Limitations & Future Work

  • The lower bounds are specifically for IGD (fixed permutation) and have not yet been extended to RR or other random permutation strategies—this is the most important open problem.
  • The upper bound in Theorem 3.2 is limited to the 1-dimensional case; high-dimensional generalization remains a technical challenge (although it can be directly applied to diagonal Hessian objectives).
  • All results assume a constant step size; the behavior under varying step-size schedules (such as cosine schedule) is unknown—in practice, step sizes are almost always varying.
  • Non-convex objective functions (where \(F\) itself is non-convex) are not covered, as only strongly convex \(F\) with potentially non-convex \(f_i\) is considered.
  • There is still a gap between these results and practical deep learning scenarios (randomized permutations, adaptive step sizes, large-scale non-convex problems).
  • The optimal permutation proven in Theorem 3.7 requires gradient information at the optimal solution and is impractical—whether practical near-optimal permutation strategies can be designed is an important direction.
  • The quantitative relationship between component function heterogeneity (such as Hessian discrepancy) and the convergence rate has not been fully revealed.
  • The RR small epoch lower bound \(\Omega(G^2/\mu nK)\) by Safran & Shamir (2021) is an important baseline for this paper, which improves IGD's lower bound from \(G^2/\mu K^2\) to \(G^2/\mu K\).
  • The gradient balanced permutation strategy GraB (Lu et al., 2022) is optimal in the large epoch regime, but its behavior in the small epoch regime remains unknown—this is an interesting open question.
  • The upper bounds by Mishchenko et al. (2020) serve as a direct comparison, and this paper reveals their looseness under multiple settings.
  • The results of this paper imply that: in practical scenarios with large condition numbers and few training epochs (such as the early stages of large model training), the choice of permutation strategy might be more important than previously thought.

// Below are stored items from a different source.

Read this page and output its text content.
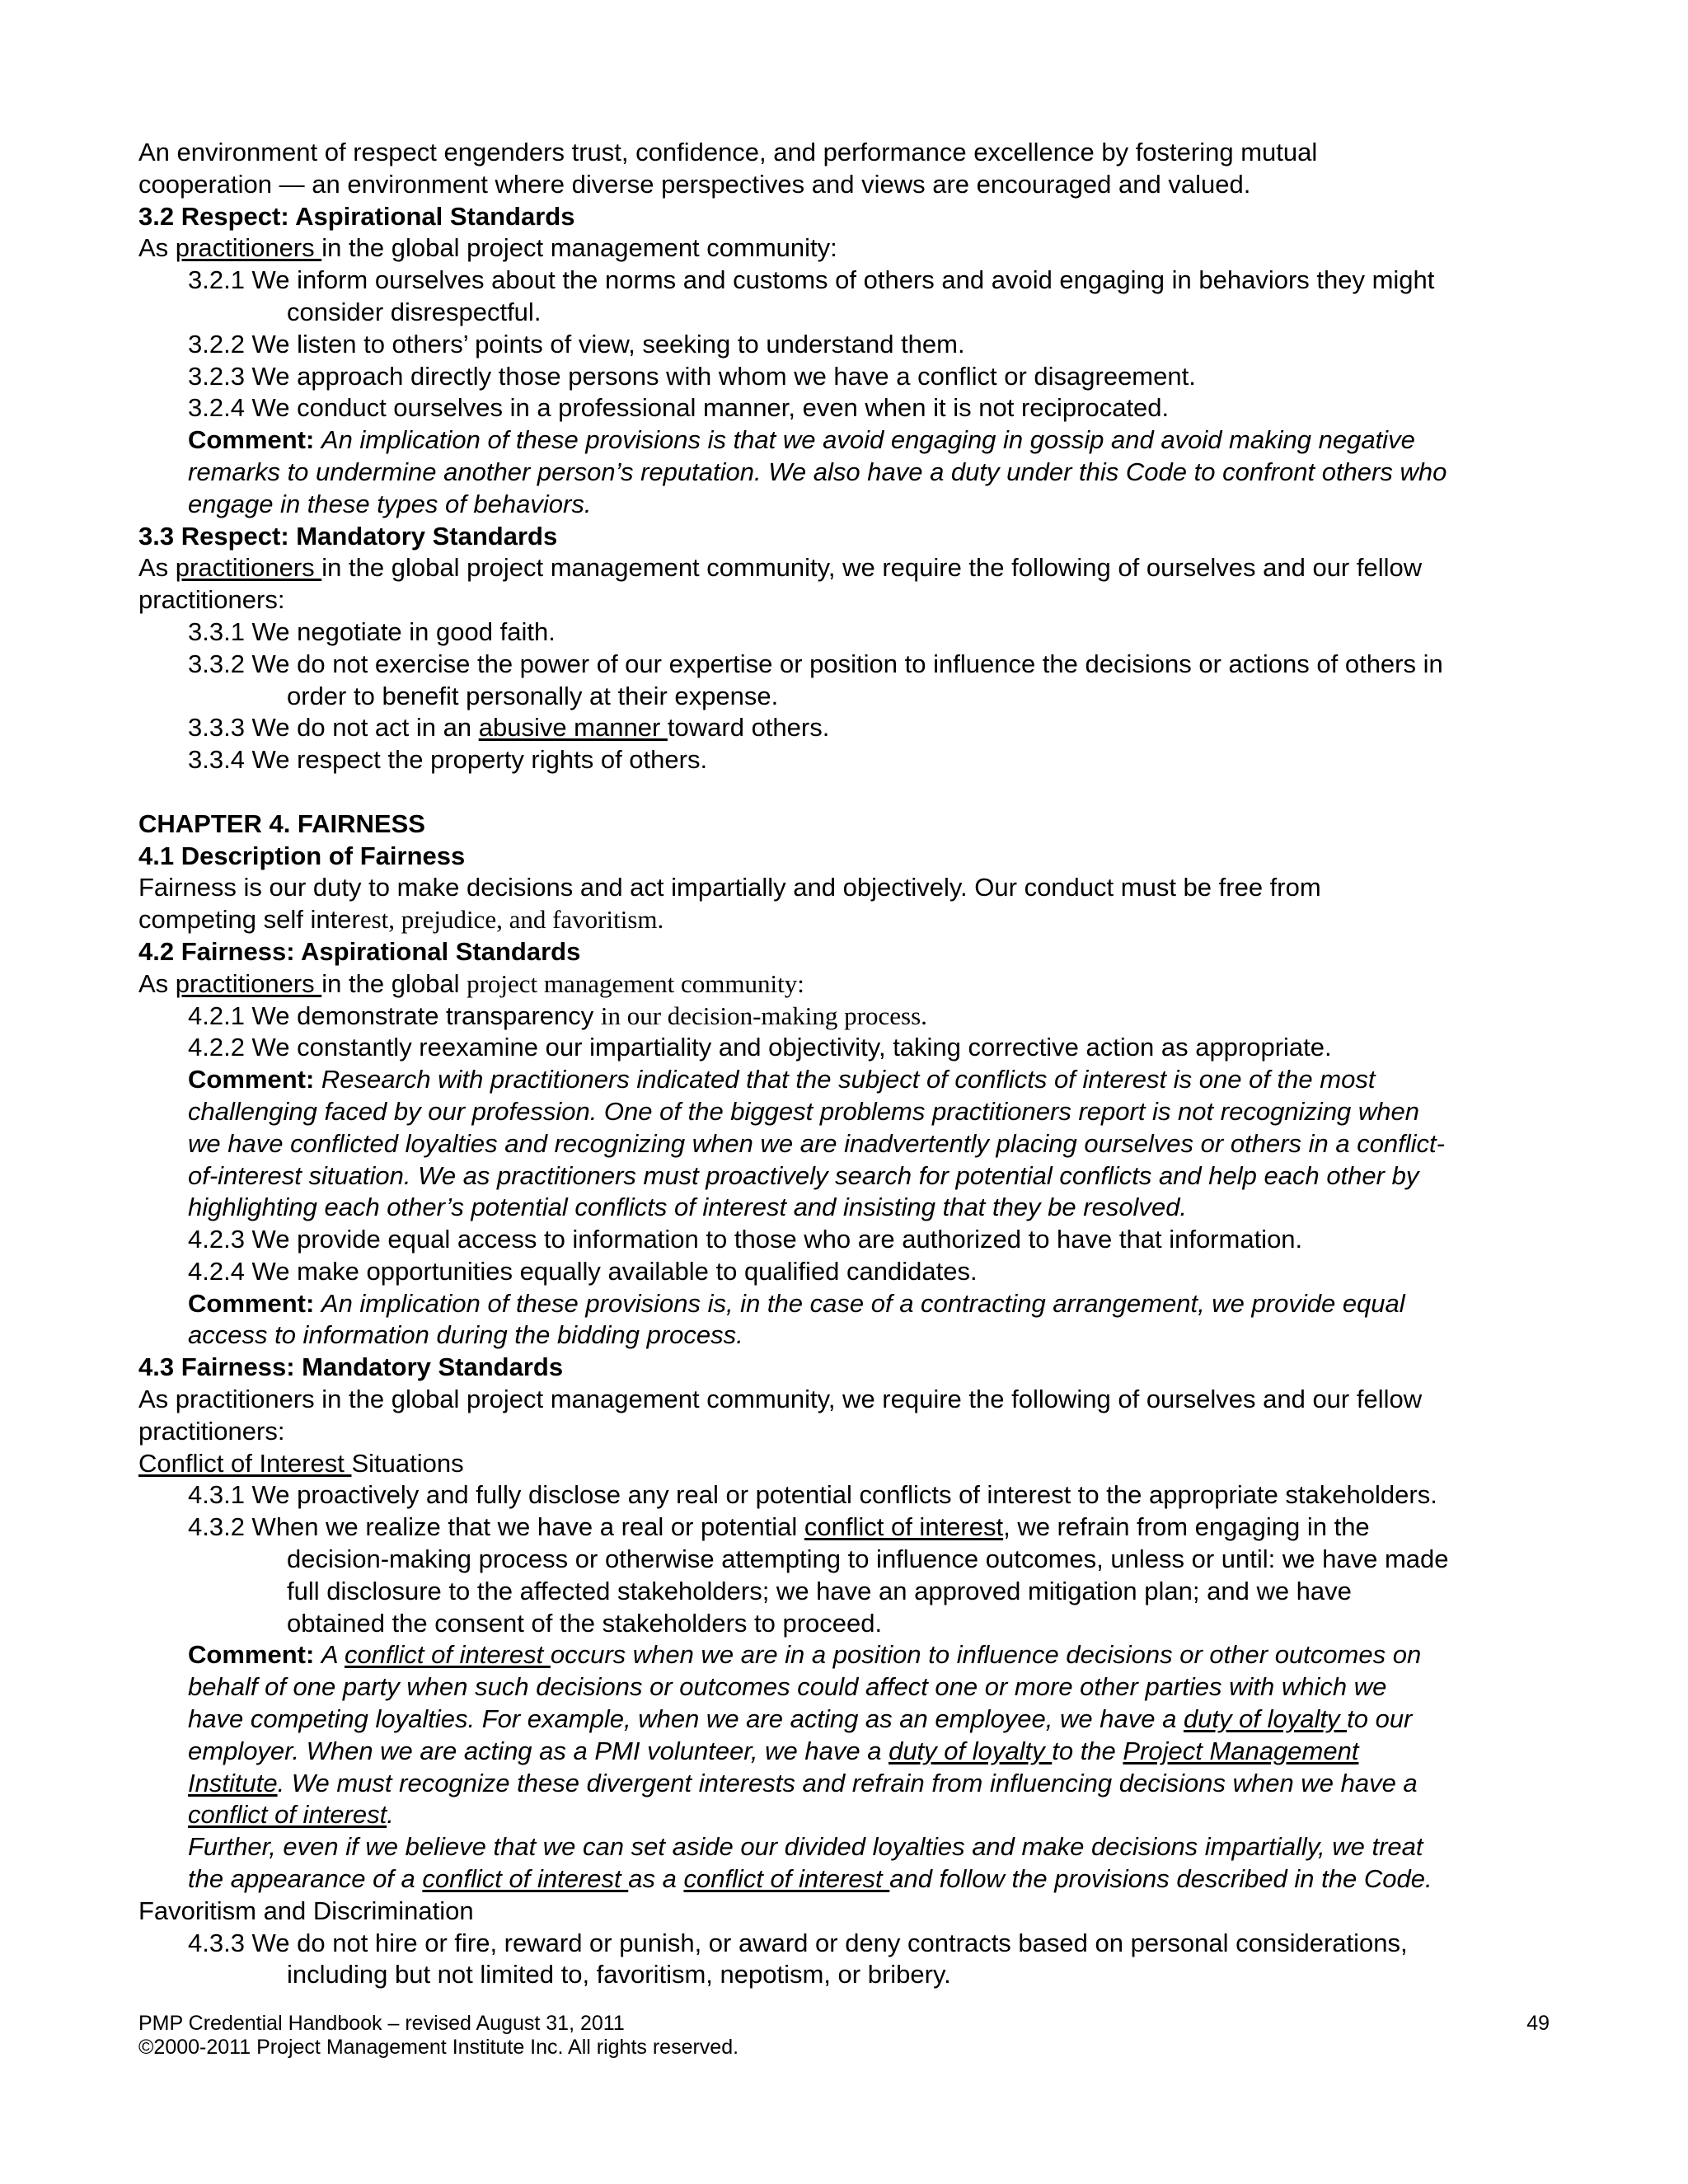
An environment of respect engenders trust, confidence, and performance excellence by fostering mutual
cooperation — an environment where diverse perspectives and views are encouraged and valued.
3.2 Respect: Aspirational Standards
As practitioners in the global project management community:
3.2.1 We inform ourselves about the norms and customs of others and avoid engaging in behaviors they might
consider disrespectful.
3.2.2 We listen to others’ points of view, seeking to understand them.
3.2.3 We approach directly those persons with whom we have a conflict or disagreement.
3.2.4 We conduct ourselves in a professional manner, even when it is not reciprocated.
Comment: An implication of these provisions is that we avoid engaging in gossip and avoid making negative
remarks to undermine another person’s reputation. We also have a duty under this Code to confront others who
engage in these types of behaviors.
3.3 Respect: Mandatory Standards
As practitioners in the global project management community, we require the following of ourselves and our fellow
practitioners:
3.3.1 We negotiate in good faith.
3.3.2 We do not exercise the power of our expertise or position to influence the decisions or actions of others in
order to benefit personally at their expense.
3.3.3 We do not act in an abusive manner toward others.
3.3.4 We respect the property rights of others.
CHAPTER 4. FAIRNESS
4.1 Description of Fairness
Fairness is our duty to make decisions and act impartially and objectively. Our conduct must be free from
competing self interest, prejudice, and favoritism.
4.2 Fairness: Aspirational Standards
As practitioners in the global project management community:
4.2.1 We demonstrate transparency in our decision-making process.
4.2.2 We constantly reexamine our impartiality and objectivity, taking corrective action as appropriate.
Comment: Research with practitioners indicated that the subject of conflicts of interest is one of the most
challenging faced by our profession. One of the biggest problems practitioners report is not recognizing when
we have conflicted loyalties and recognizing when we are inadvertently placing ourselves or others in a conflict-
of-interest situation. We as practitioners must proactively search for potential conflicts and help each other by
highlighting each other’s potential conflicts of interest and insisting that they be resolved.
4.2.3 We provide equal access to information to those who are authorized to have that information.
4.2.4 We make opportunities equally available to qualified candidates.
Comment: An implication of these provisions is, in the case of a contracting arrangement, we provide equal
access to information during the bidding process.
4.3 Fairness: Mandatory Standards
As practitioners in the global project management community, we require the following of ourselves and our fellow
practitioners:
Conflict of Interest Situations
4.3.1 We proactively and fully disclose any real or potential conflicts of interest to the appropriate stakeholders.
4.3.2 When we realize that we have a real or potential conflict of interest, we refrain from engaging in the
decision-making process or otherwise attempting to influence outcomes, unless or until: we have made
full disclosure to the affected stakeholders; we have an approved mitigation plan; and we have
obtained the consent of the stakeholders to proceed.
Comment: A conflict of interest occurs when we are in a position to influence decisions or other outcomes on
behalf of one party when such decisions or outcomes could affect one or more other parties with which we
have competing loyalties. For example, when we are acting as an employee, we have a duty of loyalty to our
employer. When we are acting as a PMI volunteer, we have a duty of loyalty to the Project Management
Institute. We must recognize these divergent interests and refrain from influencing decisions when we have a
conflict of interest.
Further, even if we believe that we can set aside our divided loyalties and make decisions impartially, we treat
the appearance of a conflict of interest as a conflict of interest and follow the provisions described in the Code.
Favoritism and Discrimination
4.3.3 We do not hire or fire, reward or punish, or award or deny contracts based on personal considerations,
including but not limited to, favoritism, nepotism, or bribery.
PMP Credential Handbook – revised August 31, 2011	49
©2000-2011 Project Management Institute Inc. All rights reserved.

  • Borrowing the Herding algorithm from combinatorial optimization to optimization theory demonstrates the value of cross-disciplinary tools in analyzing permutation strategies.

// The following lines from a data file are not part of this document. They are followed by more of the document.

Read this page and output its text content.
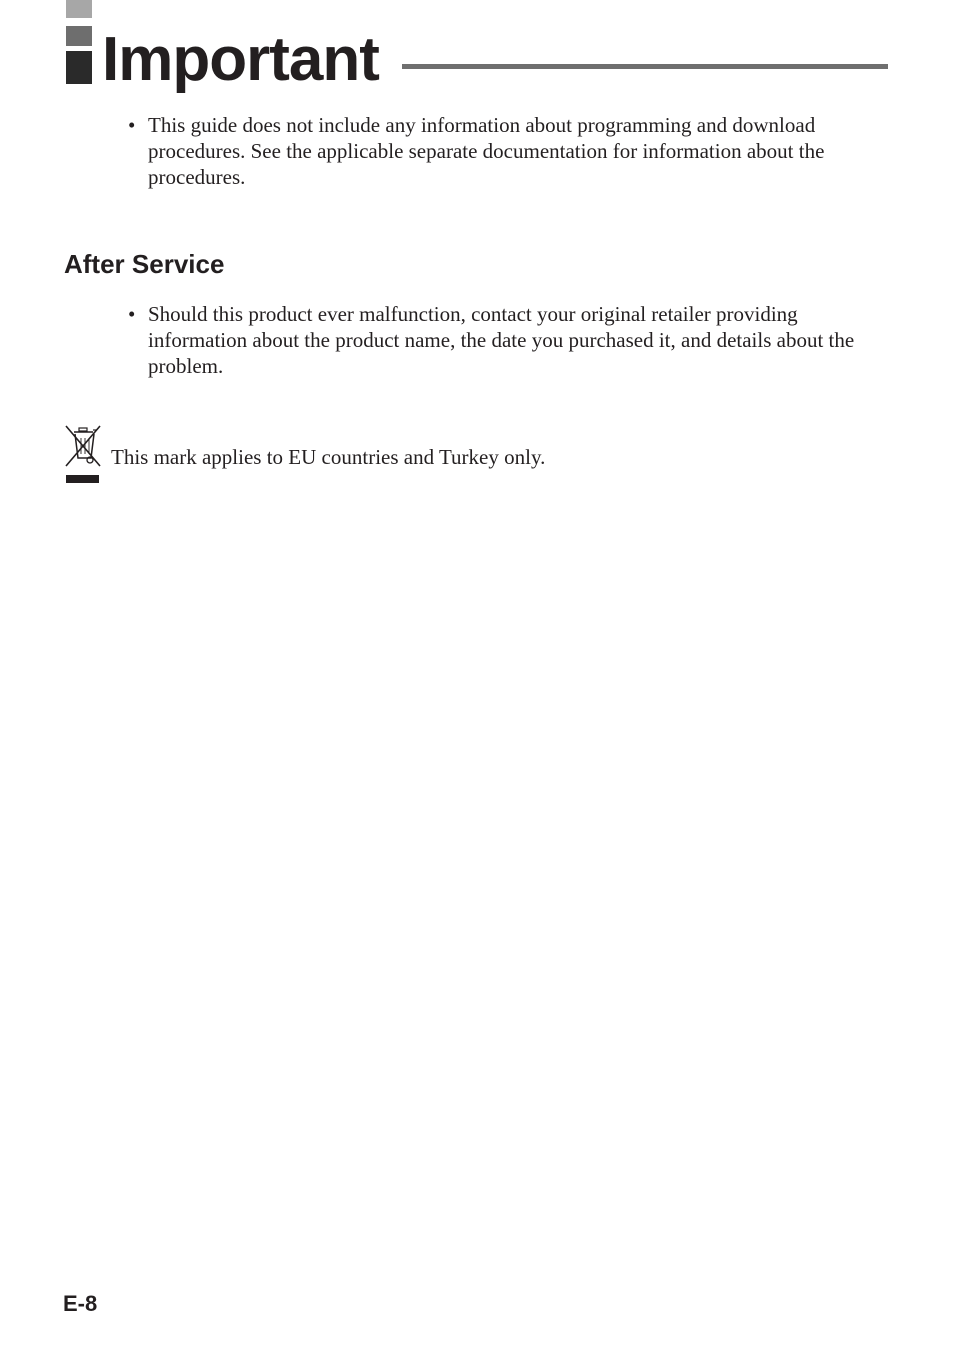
Important
• This guide does not include any information about programming and download procedures. See the applicable separate documentation for information about the procedures.
After Service
• Should this product ever malfunction, contact your original retailer providing information about the product name, the date you purchased it, and details about the problem.
This mark applies to EU countries and Turkey only.
E-8
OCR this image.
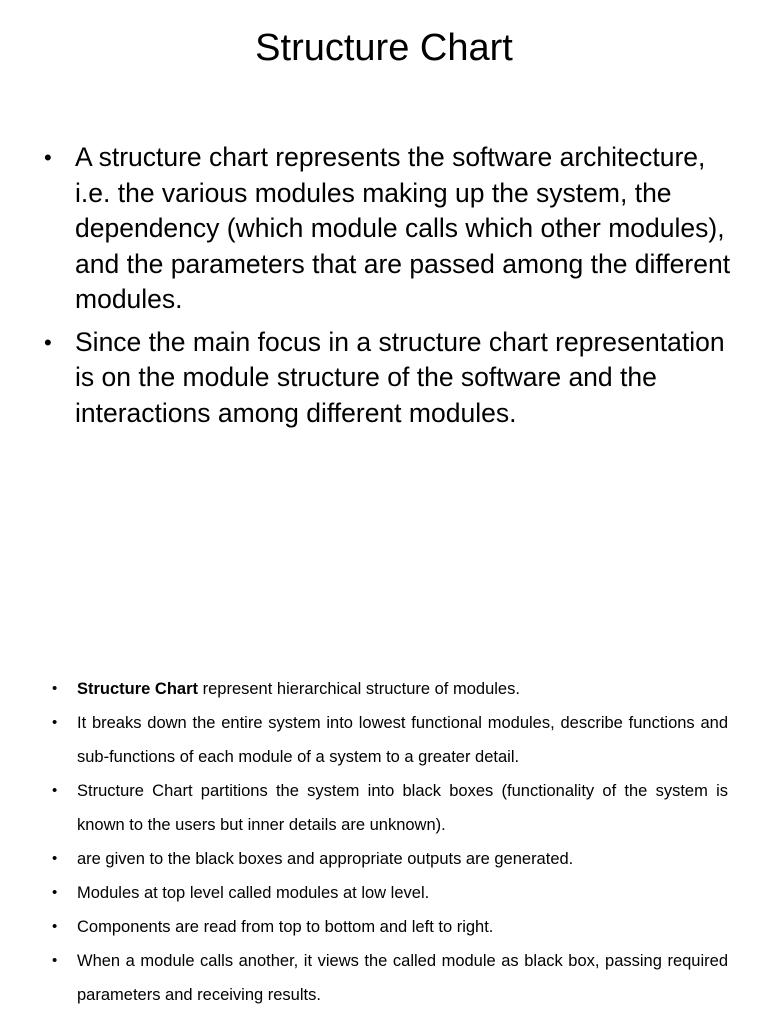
Structure Chart
• A structure chart represents the software architecture, i.e. the various modules making up the system, the dependency (which module calls which other modules), and the parameters that are passed among the different modules.
• Since the main focus in a structure chart representation is on the module structure of the software and the interactions among different modules.
• Structure Chart represent hierarchical structure of modules.
• It breaks down the entire system into lowest functional modules, describe functions and sub-functions of each module of a system to a greater detail.
• Structure Chart partitions the system into black boxes (functionality of the system is known to the users but inner details are unknown).
• are given to the black boxes and appropriate outputs are generated.
• Modules at top level called modules at low level.
• Components are read from top to bottom and left to right.
• When a module calls another, it views the called module as black box, passing required parameters and receiving results.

  • Implications for practice: on highly ill-conditioned problems, specialized permutation strategies or learning rate schedules may need to be designed specifically for the small epoch regime.

Rating

⭐⭐⭐⭐ The theoretical contribution is solid. The three-level progressive lower bound constructions (identical Hessian \(\rightarrow\) strongly convex \(\rightarrow\) non-convex components) are well-structured, each revealing new mathematical phenomena. In particular, the jump from polynomial to exponential under non-convex components is highly unexpected. The paper structure is clear, and the summary table is crisp. However, as a purely theoretical work, its direct guidance for practical algorithm design is limited, and the main results are restricted to IGD rather than the more widely-used RR, leaving many open questions.